Friday, November 19, 2010

FOXWHOLE

What of memories from the foxhole?

What about those days spent in the mire, muddied and manly, yet unmanned by the free flow of fear forming and foaming in your pants.  We happy few indeed, we branded brothers, with scars to prove it inside and out.

The only fully-formed memory I have is of that guy Marty.  He was colossally uninhibited.  Even when he didn't have to shit on a shovel like we did most days in the hole he would anyway, no matter where he was.  Even in the mess that time.  He took a mouthful of 'stew,' got up, pulled the spade out of the sergeants kit by the wall, dropped his pants and shat on the blade.  Huddled in the hole with your head down this was the easiest way to get rid of shit so it didn't pile up around you.  You just dumped on the shovel and heaved it like a hunk of dirt over the wall.  Preferably in the direction of the cock suckers trying to kill you.  There really wasn't any reason to do it in the mess hall with the latrine out back.  Marty never liked the latrine though anyway because it made him feel trapped he said.  I never felt trapped in the shitter though--it was the one time I could really let it all go so to speak.  Can't tell you how many times I cried in the john back then.  Now the tears just don't seem to come.  Anyone tells you they didn't cry in the war is a liar.  We all cried like babies.  Dying's some scary shit.

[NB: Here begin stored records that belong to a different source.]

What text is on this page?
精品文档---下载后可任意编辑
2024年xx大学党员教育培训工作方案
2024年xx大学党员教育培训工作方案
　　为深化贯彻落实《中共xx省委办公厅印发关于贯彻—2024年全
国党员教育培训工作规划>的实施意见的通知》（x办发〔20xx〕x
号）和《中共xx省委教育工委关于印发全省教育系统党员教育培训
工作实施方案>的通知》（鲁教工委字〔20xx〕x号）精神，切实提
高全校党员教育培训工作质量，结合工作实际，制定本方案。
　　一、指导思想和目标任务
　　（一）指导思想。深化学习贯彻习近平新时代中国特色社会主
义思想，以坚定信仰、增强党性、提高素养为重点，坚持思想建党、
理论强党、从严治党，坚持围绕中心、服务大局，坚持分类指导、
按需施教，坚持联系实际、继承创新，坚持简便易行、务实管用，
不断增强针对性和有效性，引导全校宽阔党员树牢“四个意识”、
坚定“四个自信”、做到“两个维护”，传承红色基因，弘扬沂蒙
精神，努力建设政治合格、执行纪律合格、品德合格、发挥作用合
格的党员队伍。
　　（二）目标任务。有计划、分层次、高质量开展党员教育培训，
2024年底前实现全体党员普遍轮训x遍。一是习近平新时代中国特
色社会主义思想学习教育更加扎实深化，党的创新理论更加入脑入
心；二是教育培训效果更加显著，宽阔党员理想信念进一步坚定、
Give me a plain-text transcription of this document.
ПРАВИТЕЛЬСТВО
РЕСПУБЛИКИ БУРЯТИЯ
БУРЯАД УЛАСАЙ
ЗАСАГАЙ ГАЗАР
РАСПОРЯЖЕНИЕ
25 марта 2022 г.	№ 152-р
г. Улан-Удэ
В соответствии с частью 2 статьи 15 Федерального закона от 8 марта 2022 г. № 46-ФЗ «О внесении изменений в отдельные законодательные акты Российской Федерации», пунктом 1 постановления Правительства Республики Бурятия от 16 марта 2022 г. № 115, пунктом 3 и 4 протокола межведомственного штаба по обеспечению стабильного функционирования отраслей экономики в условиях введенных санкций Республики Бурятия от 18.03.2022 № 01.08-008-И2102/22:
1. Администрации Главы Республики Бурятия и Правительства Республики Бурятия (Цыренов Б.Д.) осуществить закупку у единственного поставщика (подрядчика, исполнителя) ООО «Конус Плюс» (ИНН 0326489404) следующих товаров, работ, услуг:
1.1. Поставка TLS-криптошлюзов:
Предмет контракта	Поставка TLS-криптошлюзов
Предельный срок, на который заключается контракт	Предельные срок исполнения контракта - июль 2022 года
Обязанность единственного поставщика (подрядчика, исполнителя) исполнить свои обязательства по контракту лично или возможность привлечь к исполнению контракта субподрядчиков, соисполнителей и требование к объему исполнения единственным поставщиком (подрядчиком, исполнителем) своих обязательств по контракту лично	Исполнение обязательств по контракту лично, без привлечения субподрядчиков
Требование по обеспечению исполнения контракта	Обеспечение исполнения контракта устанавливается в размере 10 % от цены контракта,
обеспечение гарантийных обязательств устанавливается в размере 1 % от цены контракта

So Marty--he crapped and pissed in front of everyone like I said.  I mean none of us was shy about that kind of thing but Marty wouldn't even try to maybe angle himself even a little bit to avoid full-frontal.  And he'd moon anyone any chance he got, especially jerry (by which I mean the Germans) across the wire.  We saw his pud up close when he showed off the purple scar on his nuts.  His teeth, his toe nails - even all the stories about his father and the car dealership and the cabin in the Kentucky hills.  I think Marty never really had anyone in his life maybe so the war was like his one chance to have someone to really talk to.  We were a captive audience most of the time.  There was nothing else to do but be killed.

When Marty got it funny enough you couldn't even tell.  For someone who showed everything it was weird I thought later how when he died it looked like he was sleeping.  You would have thought someone like him would have died with his guts hanging all out--sharded bone and deli meat.  I'm still not sure where the bullet got him.  I only heard later he got shot after they took him off.

Oh and I remember Frankie Wolff--he was the fattest fuck you ever saw leave basic, like Paris Island went in one ear and out the other at least in terms of getting "battle ready."  That didn't stop the Corps from sending his ass to the line ASAP though.  War though, war straightened ole Frank right out.  Scared the fat right out of him.  He never looked better in his life right before he bled to death out on the field, the last of him just leaking away by the light of the flares.

What about that foxhole?  What's the difference now?  I talk to my dog about it from time to time.  She doesn't seem to mind.  She's a good girl.  I named her after that whore I spent the night with in France that first summer I was there.  I can't remember the whore's name but the dog's name I know.  I keep it secret though. No one needs to know about that stuff.